ABC Imagem Cardiovasc. 2026; 39(2): e20250102
Concordance Between Echocardiographic Left Ventricular Ejection Fraction by Simpson’s Method, Global Longitudinal Strain, and Cardiac Magnetic Resonance
DOI: 10.36660/abcimg.20250102i
Abstract
Background:
Left ventricular ejection fraction (LVEF) measured by echocardiography is a widely used parameter in clinical practice for the assessment of ventricular function.

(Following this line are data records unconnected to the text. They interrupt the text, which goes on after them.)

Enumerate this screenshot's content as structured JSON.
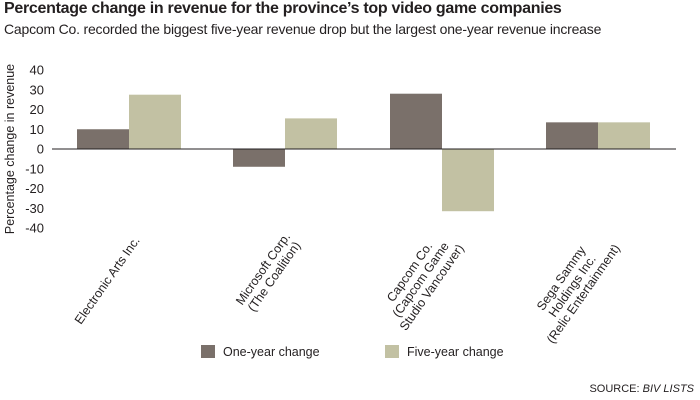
{
  "title": "Percentage change in revenue for the province’s top video game companies",
  "subtitle": "Capcom Co. recorded the biggest five-year revenue drop but the largest one-year revenue increase",
  "source": {
    "prefix": "SOURCE: ",
    "name": "BIV LISTS"
  },
  "chart_data": {
    "type": "bar",
    "title": "Percentage change in revenue for the province’s top video game companies",
    "subtitle": "Capcom Co. recorded the biggest five-year revenue drop but the largest one-year revenue increase",
    "xlabel": "",
    "ylabel": "Percentage change in revenue",
    "ylim": [
      -40,
      40
    ],
    "yticks": [
      40,
      30,
      20,
      10,
      0,
      -10,
      -20,
      -30,
      -40
    ],
    "grid": false,
    "legend": "bottom",
    "categories": [
      [
        "Electronic Arts Inc."
      ],
      [
        "Microsoft Corp.",
        "(The Coalition)"
      ],
      [
        "Capcom Co.",
        "(Capcom Game",
        "Studio Vancouver)"
      ],
      [
        "Sega Sammy",
        "Holdings Inc.",
        "(Relic Entertainment)"
      ]
    ],
    "series": [
      {
        "name": "One-year change",
        "color": "#7a706a",
        "values": [
          10,
          -9,
          28,
          13.5
        ]
      },
      {
        "name": "Five-year change",
        "color": "#c2c1a3",
        "values": [
          27.5,
          15.5,
          -31.5,
          13.5
        ]
      }
    ]
  }
}
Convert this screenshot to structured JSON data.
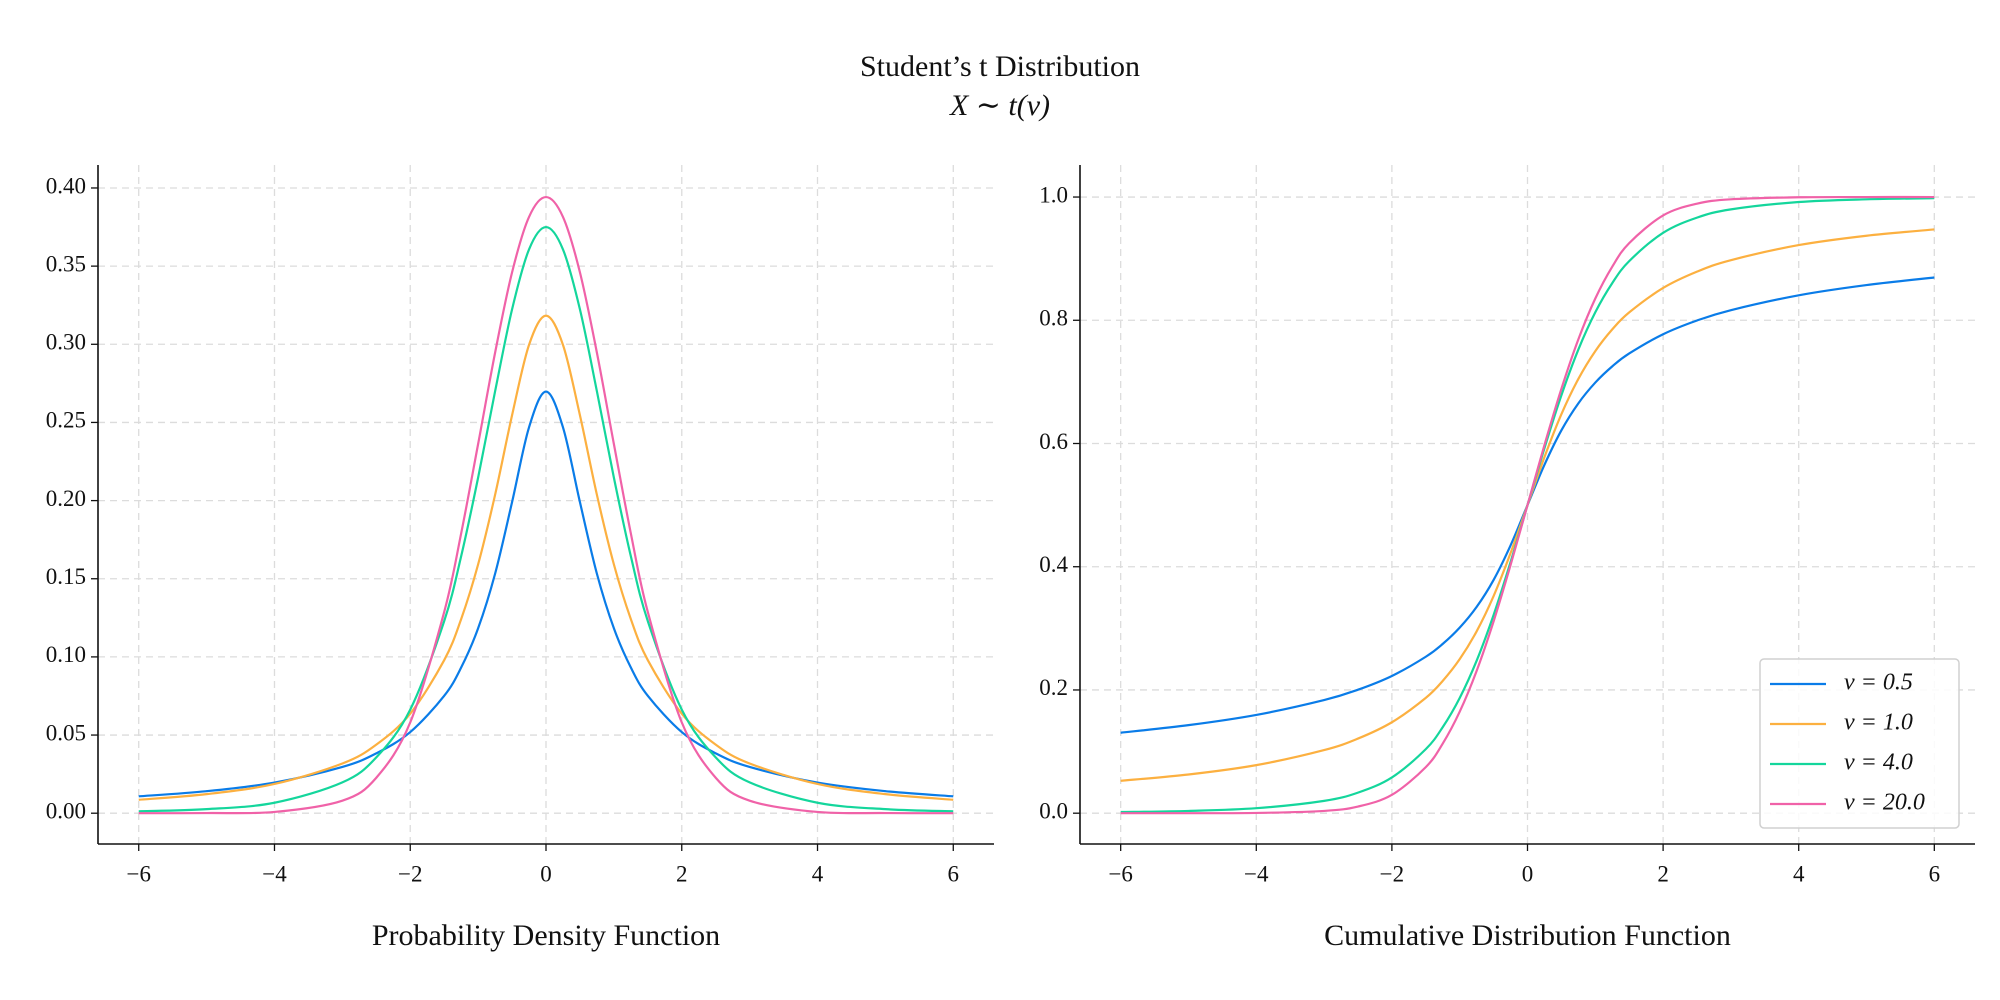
{
  "title": "Student’s t Distribution",
  "subtitle": "X ∼ t(ν)",
  "chart_data": [
    {
      "type": "line",
      "xlabel": "Probability Density Function",
      "x": [
        -6,
        -5,
        -4,
        -3,
        -2.5,
        -2,
        -1.5,
        -1.25,
        -1,
        -0.75,
        -0.5,
        -0.25,
        0,
        0.25,
        0.5,
        0.75,
        1,
        1.25,
        1.5,
        2,
        2.5,
        3,
        4,
        5,
        6
      ],
      "series": [
        {
          "color": "#0a7ce8",
          "values": [
            0.0108,
            0.0141,
            0.0196,
            0.0296,
            0.0383,
            0.0519,
            0.0751,
            0.0932,
            0.1183,
            0.1532,
            0.199,
            0.2469,
            0.2697,
            0.2469,
            0.199,
            0.1532,
            0.1183,
            0.0932,
            0.0751,
            0.0519,
            0.0383,
            0.0296,
            0.0196,
            0.0141,
            0.0108
          ]
        },
        {
          "color": "#fcb040",
          "values": [
            0.0086,
            0.0122,
            0.0187,
            0.0318,
            0.0439,
            0.0637,
            0.0979,
            0.1242,
            0.1592,
            0.2037,
            0.2546,
            0.2996,
            0.3183,
            0.2996,
            0.2546,
            0.2037,
            0.1592,
            0.1242,
            0.0979,
            0.0637,
            0.0439,
            0.0318,
            0.0187,
            0.0122,
            0.0086
          ]
        },
        {
          "color": "#14d69c",
          "values": [
            0.0012,
            0.0026,
            0.0067,
            0.0197,
            0.0357,
            0.0663,
            0.1229,
            0.1644,
            0.2147,
            0.2699,
            0.3223,
            0.3607,
            0.375,
            0.3607,
            0.3223,
            0.2699,
            0.2147,
            0.1644,
            0.1229,
            0.0663,
            0.0357,
            0.0197,
            0.0067,
            0.0026,
            0.0012
          ]
        },
        {
          "color": "#f062a8",
          "values": [
            0.0,
            0.0001,
            0.0008,
            0.008,
            0.0227,
            0.0581,
            0.1287,
            0.179,
            0.2362,
            0.2946,
            0.346,
            0.3815,
            0.3942,
            0.3815,
            0.346,
            0.2946,
            0.2362,
            0.179,
            0.1287,
            0.0581,
            0.0227,
            0.008,
            0.0008,
            0.0001,
            0.0
          ]
        }
      ],
      "xlim": [
        -6.6,
        6.6
      ],
      "ylim": [
        -0.0197,
        0.4147
      ],
      "xticks": [
        {
          "value": -6,
          "label": "−6"
        },
        {
          "value": -4,
          "label": "−4"
        },
        {
          "value": -2,
          "label": "−2"
        },
        0,
        2,
        4,
        6
      ],
      "yticks": [
        {
          "value": 0,
          "label": "0.00"
        },
        {
          "value": 0.05,
          "label": "0.05"
        },
        {
          "value": 0.1,
          "label": "0.10"
        },
        {
          "value": 0.15,
          "label": "0.15"
        },
        {
          "value": 0.2,
          "label": "0.20"
        },
        {
          "value": 0.25,
          "label": "0.25"
        },
        {
          "value": 0.3,
          "label": "0.30"
        },
        {
          "value": 0.35,
          "label": "0.35"
        },
        {
          "value": 0.4,
          "label": "0.40"
        }
      ],
      "grid": true
    },
    {
      "type": "line",
      "xlabel": "Cumulative Distribution Function",
      "x": [
        -6,
        -5,
        -4,
        -3,
        -2.5,
        -2,
        -1.5,
        -1.25,
        -1,
        -0.75,
        -0.5,
        -0.25,
        0,
        0.25,
        0.5,
        0.75,
        1,
        1.25,
        1.5,
        2,
        2.5,
        3,
        4,
        5,
        6
      ],
      "series": [
        {
          "name": "ν = 0.5",
          "color": "#0a7ce8",
          "values": [
            0.1306,
            0.1429,
            0.1595,
            0.1836,
            0.2004,
            0.2227,
            0.2539,
            0.2748,
            0.3011,
            0.3348,
            0.3786,
            0.4346,
            0.5,
            0.5654,
            0.6214,
            0.6652,
            0.6989,
            0.7252,
            0.7461,
            0.7773,
            0.7996,
            0.8164,
            0.8405,
            0.8571,
            0.8694
          ]
        },
        {
          "name": "ν = 1.0",
          "color": "#fcb040",
          "values": [
            0.0526,
            0.0628,
            0.078,
            0.1024,
            0.1211,
            0.1476,
            0.1872,
            0.2148,
            0.25,
            0.2952,
            0.3524,
            0.422,
            0.5,
            0.578,
            0.6476,
            0.7048,
            0.75,
            0.7852,
            0.8128,
            0.8524,
            0.8789,
            0.8976,
            0.922,
            0.9372,
            0.9474
          ]
        },
        {
          "name": "ν = 4.0",
          "color": "#14d69c",
          "values": [
            0.0019,
            0.0037,
            0.0081,
            0.02,
            0.0334,
            0.0581,
            0.104,
            0.1397,
            0.187,
            0.2475,
            0.3217,
            0.4075,
            0.5,
            0.5925,
            0.6783,
            0.7525,
            0.813,
            0.8603,
            0.896,
            0.9419,
            0.9666,
            0.98,
            0.9919,
            0.9963,
            0.9981
          ]
        },
        {
          "name": "ν = 20.0",
          "color": "#f062a8",
          "values": [
            0.0,
            0.0,
            0.0004,
            0.0037,
            0.0108,
            0.0298,
            0.0748,
            0.113,
            0.1647,
            0.231,
            0.3113,
            0.4026,
            0.5,
            0.5974,
            0.6887,
            0.769,
            0.8353,
            0.887,
            0.9252,
            0.9702,
            0.9892,
            0.9963,
            0.9996,
            1.0,
            1.0
          ]
        }
      ],
      "xlim": [
        -6.6,
        6.6
      ],
      "ylim": [
        -0.05,
        1.052
      ],
      "xticks": [
        {
          "value": -6,
          "label": "−6"
        },
        {
          "value": -4,
          "label": "−4"
        },
        {
          "value": -2,
          "label": "−2"
        },
        0,
        2,
        4,
        6
      ],
      "yticks": [
        {
          "value": 0,
          "label": "0.0"
        },
        {
          "value": 0.2,
          "label": "0.2"
        },
        {
          "value": 0.4,
          "label": "0.4"
        },
        {
          "value": 0.6,
          "label": "0.6"
        },
        {
          "value": 0.8,
          "label": "0.8"
        },
        {
          "value": 1,
          "label": "1.0"
        }
      ],
      "grid": true,
      "legend": "lower right"
    }
  ]
}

More recently, global longitudinal strain (GLS) has emerged as a complementary method, as has the assessment of LVEF by cardiac magnetic resonance (CMR). However, regional evidence evaluating the concordance among these three techniques remains limited.
Objectives:
To assess the concordance between echocardiographic and CMR measurements in patients treated at a cardiovascular clinic in the city of Cali, Colombia.
Methods:
This cross-sectional, analytical, descriptive study included 35 patients with confirmed or suspected heart disease, in whom all three methods were performed consecutively. Concordance was evaluated using Lin’s concordance correlation coefficient (CCC), Bland-Altman plots for LVEF, and linear and quadratic weighted κ coefficients for agreement between LVEF classifications.
Results:
The mean age was 58 years, and 60% of participants were male. The most common comorbidities were hypertension (22%) and dyslipidemia (11%). The mean LVEF was 59% by Simpson’s method and 57.7% by CMR, while the mean GLS was −17.7%. Concordance was as follows: Simpson’s LVEF vs. CMR (CCC, 0.831; 95%CI, 0.609-0.932); GLS vs. CMR-derived LVEF (CCC, 0.751; 95%CI, 0.419-0.903); and Simpson’s LVEF vs. GLS (CCC, 0.891; 95%CI, 0.721-0.957).
Conclusions:
Both Simpson’s method and GLS are valid tools for estimating systolic function. CMR remains the reference standard.